Il y a
exactement un an, au cours d'une interview au sujet de l'affaire Maciel et de
l'avenir de la Légion, le père Williams a dit la chose suivante : "Si
tout cela avait éclaté il y a 30 ou 40 ans, la Légion aurait été détruite
immédiatement"... 'Mon explication personnelle, c'est que Dieu a peut-être fait
en sorte que tout ceci sorte suffisamment tard..."
Un moment de stupeur, d'épouvante... Le père Thomas Williams, l'icône de la
Légion, bardé de diplômes, passant sa vie à enseigner la morale... n'était pas
capable de formuler un jugement éthique de base sur une question à laquelle un
enfant de cinq ans aurait su répondre. Oui, vous avez bien entendu: le père
Williams défendait l'idée selon laquelle Dieu aurait permis que des crimes
épouvantables soient commis et la justice non rendue... pour permettre à la
Sainte Légion du Christ de ne pas être détruite au passage. "Désolé les gars:
vous avez été violé, agressé, il vous a brisé votre enfance, votre
adolescence... et peut-être votre vie entière; on vous a ensuite accusé d'être
des traitres et des Judas; on a répandu des calomnies infâmes sur vous... mais
MYSTERIEUSEMENT, c'était la volonté de Dieu!"
Je dois avouer que cette affirmation m'a profondément blessée: quand tout
d'un coup, vous réalisez que ces gars qui passent leur temps à regarder le
monde de haut, à faire des grands discours moralisateurs... apparaissent dans
leur vérité, incapables de distinguer le bien du mal quand c'est à eux
d'élaborer un simple jugement moral.
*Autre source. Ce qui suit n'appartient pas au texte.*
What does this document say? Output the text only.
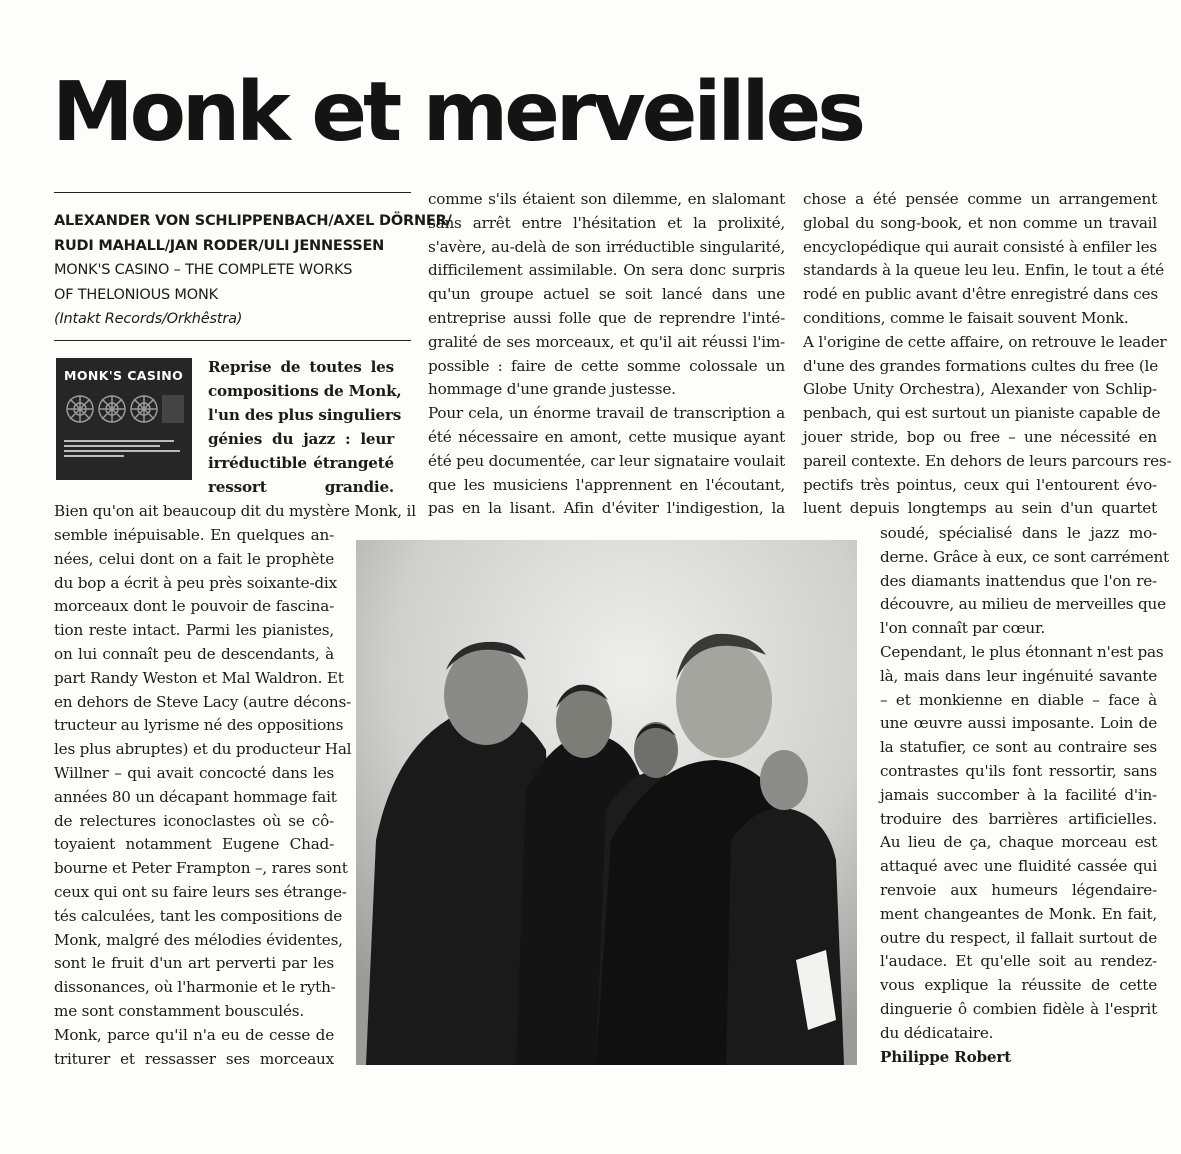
Monk et merveilles
ALEXANDER VON SCHLIPPENBACH/AXEL DÖRNER/
RUDI MAHALL/JAN RODER/ULI JENNESSEN
MONK'S CASINO – THE COMPLETE WORKS
OF THELONIOUS MONK
(Intakt Records/Orkhêstra)
MONK'S CASINO Reprise de toutes les
compositions de Monk,
l'un des plus singuliers
génies du jazz : leur
irréductible étrangeté
ressort grandie.
Bien qu'on ait beaucoup dit du mystère Monk, il
semble inépuisable. En quelques an-
nées, celui dont on a fait le prophète
du bop a écrit à peu près soixante-dix
morceaux dont le pouvoir de fascina-
tion reste intact. Parmi les pianistes,
on lui connaît peu de descendants, à
part Randy Weston et Mal Waldron. Et
en dehors de Steve Lacy (autre décons-
tructeur au lyrisme né des oppositions
les plus abruptes) et du producteur Hal
Willner – qui avait concocté dans les
années 80 un décapant hommage fait
de relectures iconoclastes où se cô-
toyaient notamment Eugene Chad-
bourne et Peter Frampton –, rares sont
ceux qui ont su faire leurs ses étrange-
tés calculées, tant les compositions de
Monk, malgré des mélodies évidentes,
sont le fruit d'un art perverti par les
dissonances, où l'harmonie et le ryth-
me sont constamment bousculés.
Monk, parce qu'il n'a eu de cesse de
triturer et ressasser ses morceaux
comme s'ils étaient son dilemme, en slalomant
sans arrêt entre l'hésitation et la prolixité,
s'avère, au-delà de son irréductible singularité,
difficilement assimilable. On sera donc surpris
qu'un groupe actuel se soit lancé dans une
entreprise aussi folle que de reprendre l'inté-
gralité de ses morceaux, et qu'il ait réussi l'im-
possible : faire de cette somme colossale un
hommage d'une grande justesse.
Pour cela, un énorme travail de transcription a
été nécessaire en amont, cette musique ayant
été peu documentée, car leur signataire voulait
que les musiciens l'apprennent en l'écoutant,
pas en la lisant. Afin d'éviter l'indigestion, la
chose a été pensée comme un arrangement
global du song-book, et non comme un travail
encyclopédique qui aurait consisté à enfiler les
standards à la queue leu leu. Enfin, le tout a été
rodé en public avant d'être enregistré dans ces
conditions, comme le faisait souvent Monk.
A l'origine de cette affaire, on retrouve le leader
d'une des grandes formations cultes du free (le
Globe Unity Orchestra), Alexander von Schlip-
penbach, qui est surtout un pianiste capable de
jouer stride, bop ou free – une nécessité en
pareil contexte. En dehors de leurs parcours res-
pectifs très pointus, ceux qui l'entourent évo-
luent depuis longtemps au sein d'un quartet
soudé, spécialisé dans le jazz mo-
derne. Grâce à eux, ce sont carrément
des diamants inattendus que l'on re-
découvre, au milieu de merveilles que
l'on connaît par cœur.
Cependant, le plus étonnant n'est pas
là, mais dans leur ingénuité savante
– et monkienne en diable – face à
une œuvre aussi imposante. Loin de
la statufier, ce sont au contraire ses
contrastes qu'ils font ressortir, sans
jamais succomber à la facilité d'in-
troduire des barrières artificielles.
Au lieu de ça, chaque morceau est
attaqué avec une fluidité cassée qui
renvoie aux humeurs légendaire-
ment changeantes de Monk. En fait,
outre du respect, il fallait surtout de
l'audace. Et qu'elle soit au rendez-
vous explique la réussite de cette
dinguerie ô combien fidèle à l'esprit
du dédicataire.
Philippe Robert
Cela m'a beaucoup troublé, et les
révélations que nous avons eu ces derniers jours n'ont fait que corroborer mon
intuition. D'un personnage au jugement clivé, nous avons découvert que le
personnage entier était clivé. Et ceci explique sans doute cela.
Je
publie ci-dessous un court extrait de ce qui est, sans doute, l'ouvrage le plus
brillant que j'ai lu jusqu'ici sur les phénomènes psychologiques en jeu dans ce
genre de communauté. Je vais même aller un peu plus loin: je crois que sans ces
clés d'interprétation, il est absolument impossible de comprendre quoi que ce
soit au problème. Aussi, je ne saurais que trop vous conseiller de lire ce
livre. C'est un véritable trésor!
Le clivage
Le clivage de l'objet est un mécanisme qui permet au sujet de scinder en
deux parties l'objet avec lequel il est en relation, l'une bonne, l'autre
mauvaise. Ce mécanisme inconscient évite le constat douloureux que le même
objet est à la fois bon et mauvais ; il peut ainsi être et rester
idéalisé. Au lieu d'accepter la réalité nuancée et ambivalente, le sujet coupe
l'objet en une partie bonne avec laquelle il reste en lien et qui continue de
porter l'idéalisation, et en une partie mauvaise dont il dénie
l'existence.
Le milieu religieux offre des possibilités au déploiement de ce mécanisme de
clivage. Le monde, tel que se le représentent certains croyants, est scindé en
deux entre les fidèles et les infidèles, les alliés de la foi et ses ennemis,
les traditionalistes et les progressistes, les bien-pensants et les autres, les
croyants évolués et les bigots. Ces clivages sont souvent des symptômes du
repli identitaire. Il s'enracine dans un fond archaïque de type manichéen.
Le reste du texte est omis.